Hannovers Schuldenkrise: Sparpläne bedrohen Kinderbetreuung und Kulturangebote
Lukas FrankeHannovers Schuldenkrise: Sparpläne bedrohen Kinderbetreuung und Kulturangebote
Hannover steht vor schwierigen finanziellen Entscheidungen, da die Stadt mit Schulden in Höhe von 2 Milliarden Euro kämpft. Die Kommune hat dem Land Niedersachsen einen Haushaltsplan vorgelegt, der Einsparungen vorsieht, um die Finanzen zu konsolidieren. Doch Bürgermeister Belit Onay kritisiert Vorschläge, die die Unterstützung für schutzbedürftige Gruppen kürzen könnten – darunter Kinder und Menschen mit Behinderungen.
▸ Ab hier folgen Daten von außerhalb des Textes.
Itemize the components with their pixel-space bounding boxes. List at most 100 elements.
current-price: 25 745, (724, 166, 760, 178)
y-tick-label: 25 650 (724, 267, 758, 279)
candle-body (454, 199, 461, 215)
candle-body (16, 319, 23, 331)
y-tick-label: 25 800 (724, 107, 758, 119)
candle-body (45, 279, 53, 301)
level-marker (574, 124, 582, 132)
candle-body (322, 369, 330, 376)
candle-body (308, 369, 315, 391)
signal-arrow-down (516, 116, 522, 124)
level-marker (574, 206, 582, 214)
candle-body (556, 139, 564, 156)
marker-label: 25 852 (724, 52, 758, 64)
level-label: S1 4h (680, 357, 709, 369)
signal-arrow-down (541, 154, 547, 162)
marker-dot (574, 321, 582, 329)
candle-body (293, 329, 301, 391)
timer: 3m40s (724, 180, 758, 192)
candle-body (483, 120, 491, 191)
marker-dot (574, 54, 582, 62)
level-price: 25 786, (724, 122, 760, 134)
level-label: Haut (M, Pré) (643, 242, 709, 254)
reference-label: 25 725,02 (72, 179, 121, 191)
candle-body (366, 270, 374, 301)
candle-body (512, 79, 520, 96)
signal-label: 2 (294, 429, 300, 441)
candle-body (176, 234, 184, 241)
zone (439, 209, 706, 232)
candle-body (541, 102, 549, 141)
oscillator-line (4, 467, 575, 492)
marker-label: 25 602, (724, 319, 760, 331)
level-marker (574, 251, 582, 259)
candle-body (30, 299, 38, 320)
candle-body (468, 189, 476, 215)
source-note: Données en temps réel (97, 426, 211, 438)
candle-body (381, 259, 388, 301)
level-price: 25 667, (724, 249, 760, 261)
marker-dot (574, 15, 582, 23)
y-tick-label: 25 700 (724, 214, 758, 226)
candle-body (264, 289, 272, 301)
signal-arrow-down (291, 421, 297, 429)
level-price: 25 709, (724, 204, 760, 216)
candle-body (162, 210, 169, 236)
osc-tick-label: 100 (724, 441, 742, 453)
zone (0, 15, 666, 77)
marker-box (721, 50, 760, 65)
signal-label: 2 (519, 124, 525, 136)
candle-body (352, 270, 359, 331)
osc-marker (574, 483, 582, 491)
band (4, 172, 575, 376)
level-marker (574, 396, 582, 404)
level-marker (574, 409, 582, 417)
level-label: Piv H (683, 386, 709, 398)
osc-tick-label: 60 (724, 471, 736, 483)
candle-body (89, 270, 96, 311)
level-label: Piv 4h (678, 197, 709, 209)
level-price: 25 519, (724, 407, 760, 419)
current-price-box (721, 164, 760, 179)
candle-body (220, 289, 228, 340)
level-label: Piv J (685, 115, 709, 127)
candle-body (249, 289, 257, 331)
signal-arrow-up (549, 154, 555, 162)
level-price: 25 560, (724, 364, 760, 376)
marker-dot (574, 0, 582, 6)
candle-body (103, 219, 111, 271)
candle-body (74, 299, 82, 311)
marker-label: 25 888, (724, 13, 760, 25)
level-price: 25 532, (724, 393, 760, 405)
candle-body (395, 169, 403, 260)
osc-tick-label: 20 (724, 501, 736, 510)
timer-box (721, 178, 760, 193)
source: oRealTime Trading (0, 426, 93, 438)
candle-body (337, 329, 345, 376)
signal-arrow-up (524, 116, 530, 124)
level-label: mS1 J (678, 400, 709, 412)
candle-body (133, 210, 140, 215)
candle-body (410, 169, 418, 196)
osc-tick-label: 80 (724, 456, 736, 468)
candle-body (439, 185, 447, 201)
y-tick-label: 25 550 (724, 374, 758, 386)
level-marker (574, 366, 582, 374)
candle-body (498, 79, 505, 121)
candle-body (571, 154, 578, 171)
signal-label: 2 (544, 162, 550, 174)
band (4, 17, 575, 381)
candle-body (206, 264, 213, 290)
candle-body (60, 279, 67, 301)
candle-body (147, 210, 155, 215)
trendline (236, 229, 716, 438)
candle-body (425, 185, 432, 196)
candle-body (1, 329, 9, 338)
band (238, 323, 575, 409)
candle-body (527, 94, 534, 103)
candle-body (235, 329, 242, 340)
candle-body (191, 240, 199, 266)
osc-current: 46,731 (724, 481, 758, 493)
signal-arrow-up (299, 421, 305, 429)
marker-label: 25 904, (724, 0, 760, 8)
Die angespannte Haushaltslage ist das Ergebnis jahrelanger Unterfinanzierung bei Leistungen, zu denen die Stadt gesetzlich verpflichtet ist. Obwohl sich die Gewerbesteuereinnahmen nach der Pandemie erholt haben, bleibt ein erhebliches Defizit bestehen. Um gegenzusteuern, schlagen die Verantwortlichen Kürzungen bei "freiwilligen Leistungen" wie Kultur, Sport und Jugendförderung vor.
Eine der Sparmaßnahmen sieht vor, eine städtische Bibliothek in ein Bürgerzentrum umzuwandeln. Damit sollen Kosten gesenkt und gleichzeitig neue Kooperationen ermöglicht werden. Allerdings lehnt der Bürgermeister tiefgreifendere Kürzungen ab, die existenzielle Angebote betreffen könnten.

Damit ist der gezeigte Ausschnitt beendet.